Don't forget about Apple. While not a direct competitor to ARM SoC suppliers, the company's single-core A4 and dual-core A5 Cortex-A9 devices find use in the Apple TV, iPad, iPhone, and iPod touch. Apple's competitors consequently push their SoC suppliers to minimally keep stride with, if not outpace, the output of Apple's internal chip development group. Note, for example, that Apple at the beginning of this month announced the iPhone 4S, which migrates from the iPhone 4's A4 SoC to the A5, thereby both notably boosting graphics performance and enabling impressive Siri-sourced voice recognition capabilities in the form of the Assistant user interface.

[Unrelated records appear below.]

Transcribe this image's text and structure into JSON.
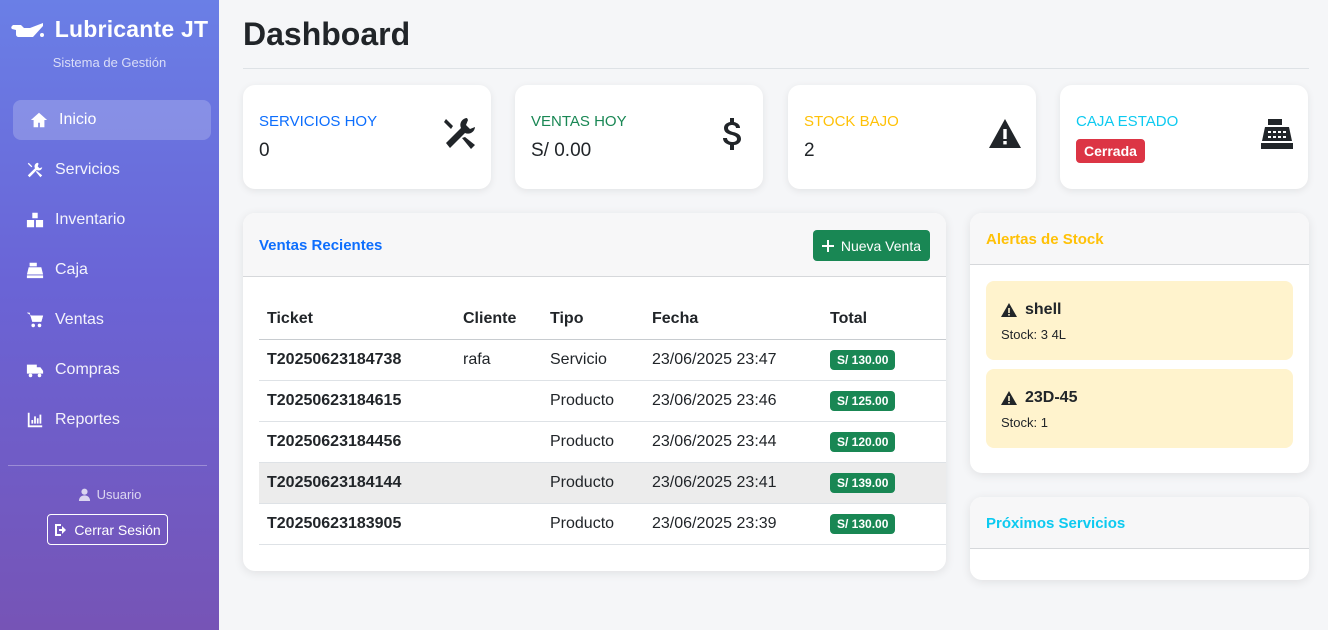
{
  "sidebar": {
    "brand": "Lubricante JT",
    "subtitle": "Sistema de Gestión",
    "items": [
      {
        "label": "Inicio"
      },
      {
        "label": "Servicios"
      },
      {
        "label": "Inventario"
      },
      {
        "label": "Caja"
      },
      {
        "label": "Ventas"
      },
      {
        "label": "Compras"
      },
      {
        "label": "Reportes"
      }
    ],
    "user": "Usuario",
    "logout": "Cerrar Sesión"
  },
  "header": {
    "title": "Dashboard"
  },
  "stats": [
    {
      "label": "SERVICIOS HOY",
      "value": "0",
      "color": "#0d6efd",
      "icon": "tools-icon"
    },
    {
      "label": "VENTAS HOY",
      "value": "S/ 0.00",
      "color": "#198754",
      "icon": "dollar-icon"
    },
    {
      "label": "STOCK BAJO",
      "value": "2",
      "color": "#ffc107",
      "icon": "warning-icon"
    },
    {
      "label": "CAJA ESTADO",
      "value": "Cerrada",
      "color": "#0dcaf0",
      "icon": "cash-register-icon"
    }
  ],
  "recent_sales": {
    "title": "Ventas Recientes",
    "new_button": "Nueva Venta",
    "columns": [
      "Ticket",
      "Cliente",
      "Tipo",
      "Fecha",
      "Total"
    ],
    "rows": [
      {
        "ticket": "T20250623184738",
        "cliente": "rafa",
        "tipo": "Servicio",
        "fecha": "23/06/2025 23:47",
        "total": "S/ 130.00"
      },
      {
        "ticket": "T20250623184615",
        "cliente": "",
        "tipo": "Producto",
        "fecha": "23/06/2025 23:46",
        "total": "S/ 125.00"
      },
      {
        "ticket": "T20250623184456",
        "cliente": "",
        "tipo": "Producto",
        "fecha": "23/06/2025 23:44",
        "total": "S/ 120.00"
      },
      {
        "ticket": "T20250623184144",
        "cliente": "",
        "tipo": "Producto",
        "fecha": "23/06/2025 23:41",
        "total": "S/ 139.00"
      },
      {
        "ticket": "T20250623183905",
        "cliente": "",
        "tipo": "Producto",
        "fecha": "23/06/2025 23:39",
        "total": "S/ 130.00"
      }
    ]
  },
  "stock_alerts": {
    "title": "Alertas de Stock",
    "color": "#ffc107",
    "items": [
      {
        "name": "shell",
        "stock": "Stock: 3 4L"
      },
      {
        "name": "23D-45",
        "stock": "Stock: 1"
      }
    ]
  },
  "upcoming": {
    "title": "Próximos Servicios",
    "color": "#0dcaf0"
  }
}
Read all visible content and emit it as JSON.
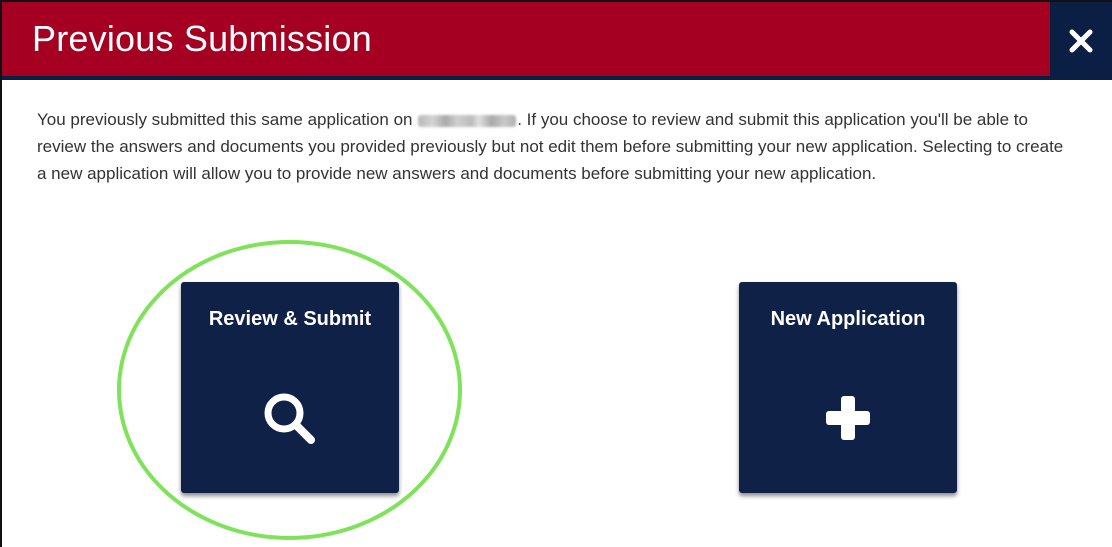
{
  "dialog": {
    "title": "Previous Submission",
    "close_label": "✕",
    "message_before": "You previously submitted this same application on",
    "message_after": ". If you choose to review and submit this application you'll be able to review the answers and documents you provided previously but not edit them before submitting your new application. Selecting to create a new application will allow you to provide new answers and documents before submitting your new application."
  },
  "options": {
    "review": {
      "label": "Review & Submit",
      "icon": "search-icon"
    },
    "new": {
      "label": "New Application",
      "icon": "plus-icon"
    }
  },
  "colors": {
    "header_red": "#a50021",
    "navy": "#0f2147",
    "highlight_green": "#7ee35a"
  }
}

And don't count out Intel, either. At early September's Developer Forum held in San Francisco, the company announced next-year plans for several next-generation Atom-based SoCs for handheld devices, and also revealed a tight going-forward linkage with Google and its Android operating system. To date, Intel's multi-year efforts to establish an x86 beachhead in smartphones, tablets and the like have born little fruit. But the company has the deep fiscal and technical resources to continue investing in these areas, as it's seemingly determined to do. And Intel's upcoming 22nm process may negate any power consumption advantage that ARM licensees currently enjoy. With already-demonstrated 28 nm foundry capabilities, though, Qualcomm's Krait won't be far behind.